General information
- Type: Hang glider
- National origin: Australia
- Manufacturer: Moyes Delta Gliders
- Status: Production completed

= Moyes Sonic =

Australian hang glider

The Moyes Sonic is an Australian high-wing, single-place, hang glider that was designed and produced by Moyes Delta Gliders of Botany, New South Wales. Now out of production, when it was available the aircraft was supplied complete and ready-to-fly.

==Design and development==
The Sonic was designed as a beginner and intermediate glider with a 60% double surface wing and neutral static balance for improved maneuverability.

The aircraft is made from 7075-T6 aluminum tubing, with the double-surface wing covered in 4 oz Dacron sailcloth. The aircraft was produced in two models, the 165 and 190, designated by their wing area in square feet.

==Variants==
- Sonic 165
Small-sized model for lighter pilots.
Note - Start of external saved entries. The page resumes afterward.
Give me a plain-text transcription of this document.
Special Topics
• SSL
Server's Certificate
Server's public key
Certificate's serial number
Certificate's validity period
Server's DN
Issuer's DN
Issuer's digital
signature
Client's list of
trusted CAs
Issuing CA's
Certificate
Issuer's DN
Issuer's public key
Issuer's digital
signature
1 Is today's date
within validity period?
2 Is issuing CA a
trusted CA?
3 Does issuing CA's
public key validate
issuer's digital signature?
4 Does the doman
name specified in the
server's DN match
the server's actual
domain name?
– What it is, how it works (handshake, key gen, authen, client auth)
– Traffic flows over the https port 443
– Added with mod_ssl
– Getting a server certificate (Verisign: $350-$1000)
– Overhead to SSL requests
Its 9.3 m span wing is cable braced from a single kingpost. The nose angle is 120°, wing area is 15.3 m2 and the aspect ratio is 5.6:1. The glider empty weight is 26 kg and the pilot hook-in weight range is 54 to 100 kg.
- Sonic 190
Large-sized model for heavier pilots. Its 10 m span wing is cable braced from a single kingpost. The nose angle is 120°, wing area is 17.7 m2 and the aspect ratio is 5.6:1. The glider empty weight is 29 kg and the pilot hook-in weight range is 74 to 109 kg. This model has a variable geometry system.